It’s Curious How Many People Want to Use 19th Century Philosophy

G.K. Chesterton once observed:

The best reason for a revival of philosophy is that unless a man has a philosophy certain horrible things will happen to him. He will be practical; he will be progressive; he will cultivate efficiency; he will trust in evolution; he will do the work that lies nearest; he will devote himself to deeds, not words. Thus struck down by blow after blow of blind stupidity and random fate,
he will stagger on to a miserable death with no comfort but a series of catchwords; such as those which I have catalogued above. Those things are simply substitutes for thoughts. In some cases they are the tags and tail-ends of somebody else’s thinking. That means that a man who refuses to have his own philosophy will not even have the advantages of a brute beast, and be left to his own instincts. He will only have the used-up scraps of somebody else’s philosophy; which the beasts do not have to inherit; hence their happiness.

I’ve noticed a surprising number of people who seem to want to pretend that we are in the 19th century so that they can apply 19th century philosophy, unmodified. The real problem with that is not the 19th century philosophy part, per se (though there was a notably large amount of bad philosophy in the 19th century), but the unmodified part. This is directly related to what Chesterton said above, that a person who will not do philosophy for himself will end up with the used-up scraps of somebody else’s philosophy.

A lot of people who have never done any philosophy for themselves think that doing philosophy for oneself entails being original. This is the opposite of the truth. To truly study philosophy has, as its only legitimate goal, to be entirely unoriginal. At least in content. A philosopher may be forced by circumstances to be original in expression, though the true philosopher will usually try to avoid that whenever he can.

If a man is a philosopher, that is, if he is a lover of wisdom (philos = love, sophia = wisdom), his entire goal is to come to understand what is; that is, he conforms his mind to what pre-exists him. God understands what he creates, so the wisdom of God is creative; man loves what he did not create, so the wisdom of man is purely receptive.

Philos, though, is not any old kind of love—it is the love of friends. This has something of a dual meaning when it comes to philosophy: a man seeks to be a friend of Wisdom, but also to be the friend of other men who love wisdom. As such, the true philosopher will read other philosophers to see what his friends can tell him about what they both love. This is not harmed by the minor detail of their friend having died after writing, not even by them having died twenty four hundred years ago. But as with all true friends, their goal is not a meeting of the ears, but a meeting of the minds. That is, they want to understand the whole truth in what their friends have written, not merely to pick up a few bits and pieces of it.

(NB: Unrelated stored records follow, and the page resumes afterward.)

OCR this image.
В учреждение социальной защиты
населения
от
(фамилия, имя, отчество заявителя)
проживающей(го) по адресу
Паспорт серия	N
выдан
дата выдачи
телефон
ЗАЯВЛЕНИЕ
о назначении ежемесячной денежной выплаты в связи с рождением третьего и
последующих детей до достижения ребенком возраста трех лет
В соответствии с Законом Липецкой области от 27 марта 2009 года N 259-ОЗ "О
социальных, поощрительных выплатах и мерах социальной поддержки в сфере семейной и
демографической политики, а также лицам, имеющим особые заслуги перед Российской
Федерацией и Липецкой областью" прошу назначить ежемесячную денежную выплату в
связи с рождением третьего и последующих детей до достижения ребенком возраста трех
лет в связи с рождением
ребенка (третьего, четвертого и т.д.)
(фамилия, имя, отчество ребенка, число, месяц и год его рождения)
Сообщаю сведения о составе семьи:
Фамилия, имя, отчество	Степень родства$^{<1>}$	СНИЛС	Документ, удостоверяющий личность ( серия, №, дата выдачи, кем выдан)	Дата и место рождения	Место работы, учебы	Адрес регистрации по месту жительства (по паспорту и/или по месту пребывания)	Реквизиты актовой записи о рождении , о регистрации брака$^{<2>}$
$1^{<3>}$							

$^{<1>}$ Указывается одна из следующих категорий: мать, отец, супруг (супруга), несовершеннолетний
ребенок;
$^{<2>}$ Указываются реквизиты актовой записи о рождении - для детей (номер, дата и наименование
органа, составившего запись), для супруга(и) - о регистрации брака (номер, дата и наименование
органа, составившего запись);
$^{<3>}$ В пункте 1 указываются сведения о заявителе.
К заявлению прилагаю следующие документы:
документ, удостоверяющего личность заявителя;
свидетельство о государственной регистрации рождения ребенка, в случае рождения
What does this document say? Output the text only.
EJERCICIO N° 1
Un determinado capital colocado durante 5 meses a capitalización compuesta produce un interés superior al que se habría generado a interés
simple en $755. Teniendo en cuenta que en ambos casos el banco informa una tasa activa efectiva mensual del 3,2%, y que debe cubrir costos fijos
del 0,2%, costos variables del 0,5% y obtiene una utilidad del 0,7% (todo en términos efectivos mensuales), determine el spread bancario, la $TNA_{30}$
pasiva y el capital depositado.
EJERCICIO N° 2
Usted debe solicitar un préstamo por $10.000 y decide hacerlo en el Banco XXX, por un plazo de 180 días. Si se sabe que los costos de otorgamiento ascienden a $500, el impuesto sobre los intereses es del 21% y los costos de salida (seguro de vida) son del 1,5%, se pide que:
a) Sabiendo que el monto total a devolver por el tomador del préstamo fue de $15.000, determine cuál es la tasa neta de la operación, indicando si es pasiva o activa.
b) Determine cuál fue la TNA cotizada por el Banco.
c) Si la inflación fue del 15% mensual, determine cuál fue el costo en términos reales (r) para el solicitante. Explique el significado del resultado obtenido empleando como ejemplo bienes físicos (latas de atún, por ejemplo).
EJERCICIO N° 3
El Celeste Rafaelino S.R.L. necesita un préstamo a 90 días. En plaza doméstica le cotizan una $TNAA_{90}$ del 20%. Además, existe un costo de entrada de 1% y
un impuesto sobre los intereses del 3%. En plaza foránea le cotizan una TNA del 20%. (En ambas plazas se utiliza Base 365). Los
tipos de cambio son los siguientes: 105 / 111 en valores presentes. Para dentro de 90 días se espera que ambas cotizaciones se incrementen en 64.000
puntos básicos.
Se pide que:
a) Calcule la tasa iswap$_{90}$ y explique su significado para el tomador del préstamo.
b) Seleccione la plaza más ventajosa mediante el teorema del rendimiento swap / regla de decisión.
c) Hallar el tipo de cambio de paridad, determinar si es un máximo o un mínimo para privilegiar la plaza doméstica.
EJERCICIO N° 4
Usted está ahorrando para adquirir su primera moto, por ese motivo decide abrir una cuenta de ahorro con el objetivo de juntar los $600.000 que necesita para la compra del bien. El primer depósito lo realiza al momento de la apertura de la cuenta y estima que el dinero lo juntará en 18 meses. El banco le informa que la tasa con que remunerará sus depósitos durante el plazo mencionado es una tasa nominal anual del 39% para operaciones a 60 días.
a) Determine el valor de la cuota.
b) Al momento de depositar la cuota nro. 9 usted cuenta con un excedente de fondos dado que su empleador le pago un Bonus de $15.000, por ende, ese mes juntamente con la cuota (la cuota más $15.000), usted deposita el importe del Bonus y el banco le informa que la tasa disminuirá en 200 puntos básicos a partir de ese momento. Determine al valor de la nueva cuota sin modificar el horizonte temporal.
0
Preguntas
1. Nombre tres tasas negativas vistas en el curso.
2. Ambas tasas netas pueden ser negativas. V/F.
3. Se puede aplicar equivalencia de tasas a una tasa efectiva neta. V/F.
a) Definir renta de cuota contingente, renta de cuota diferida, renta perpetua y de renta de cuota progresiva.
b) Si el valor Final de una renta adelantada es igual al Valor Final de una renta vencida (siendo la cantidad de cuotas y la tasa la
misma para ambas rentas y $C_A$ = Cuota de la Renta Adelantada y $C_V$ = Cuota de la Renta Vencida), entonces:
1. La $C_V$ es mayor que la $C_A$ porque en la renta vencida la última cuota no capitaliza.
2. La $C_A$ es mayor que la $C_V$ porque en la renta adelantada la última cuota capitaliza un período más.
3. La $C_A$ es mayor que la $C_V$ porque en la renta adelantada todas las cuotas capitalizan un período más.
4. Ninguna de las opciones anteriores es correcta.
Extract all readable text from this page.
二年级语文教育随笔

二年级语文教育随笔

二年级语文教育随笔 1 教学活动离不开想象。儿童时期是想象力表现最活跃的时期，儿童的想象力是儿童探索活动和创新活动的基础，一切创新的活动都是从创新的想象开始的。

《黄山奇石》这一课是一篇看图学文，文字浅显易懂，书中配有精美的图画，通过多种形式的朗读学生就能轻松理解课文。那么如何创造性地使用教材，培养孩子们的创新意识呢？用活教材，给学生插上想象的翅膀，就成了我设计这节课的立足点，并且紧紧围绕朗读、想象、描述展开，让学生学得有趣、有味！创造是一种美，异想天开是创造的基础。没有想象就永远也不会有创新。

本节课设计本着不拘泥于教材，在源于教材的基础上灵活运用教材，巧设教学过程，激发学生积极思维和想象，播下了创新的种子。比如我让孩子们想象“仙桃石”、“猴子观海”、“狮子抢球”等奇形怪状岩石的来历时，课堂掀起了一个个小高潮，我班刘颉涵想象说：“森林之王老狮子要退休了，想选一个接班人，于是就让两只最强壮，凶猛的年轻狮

Every man, by using language, communicates by using the things around him, because they are the things to which the symbols called words point. When we read things written by people long dead, to understand the contents we must know to what the words pointed when they were used, so that we can see the relationships between the things the words pointed at. When the world changes, the words no longer point to the same things, so we cannot read the words today the same way they were written. More importantly, though, things themselves change. A horse is replaced by a horseless carriage. Telegrams are replaced by telephones. Sometimes the relationships persist, sometimes they do not. This is inconvenient. It takes work to be able to separate the relationships between things from the things themselves, that is, to separate the idea contained within the expression from the expression. And here we come to the title of this post, because human beings are lazy.

It is work to read someone carefully and to separate the ideas from the expressions. It is far less work to pretend that the world has not changed, and so there is no separation required. Since we live in a profoundly lazy time, we see a great deal of people trying to pretend this very thing. It is much easier to pretend that people are still forced by grinding poverty (caused, everyone now forgets, by the collapse of the price of food grown on farms) to take the few jobs available in factories which routinely kill and main the workers, who are quickly replaced because of the legions of unemployed fleeing unprofitable farms. If one does that, then one can take a whole host of 19th century writers and apply their writings unmodified. (This does extend into the early 1900s, btw.)

Why don’t people do this with, say, medieval philosophers, or ancient Greek philosophers, or Chinese philosophers? I think that there are two main answers:

  1. The further back in time one goes, the harder it is to pretend that nothing has changed.
  2. The further back in time one goes, the less familiar is the expression of the philosophy.

I don’t mean to suggest that people have actually read Das Kapital, or even that they routinely quote Karl Marx. Far more common is for the process to be iterative, where people much closer in time to Marx rephrase his ideas, often updating the terminology but not otherwise changing the expression, and these again get rephrased a few decades later, and so on, so that what people get is a modern phrasing of the antiquated expression. Along the way, they may easily get updated to things which no longer had the original relationships. People who are starved for ideas because they don’t do much thinking may be very tempted to not care, because starving people are not picky.

This explains rather a great deal of modern discourse.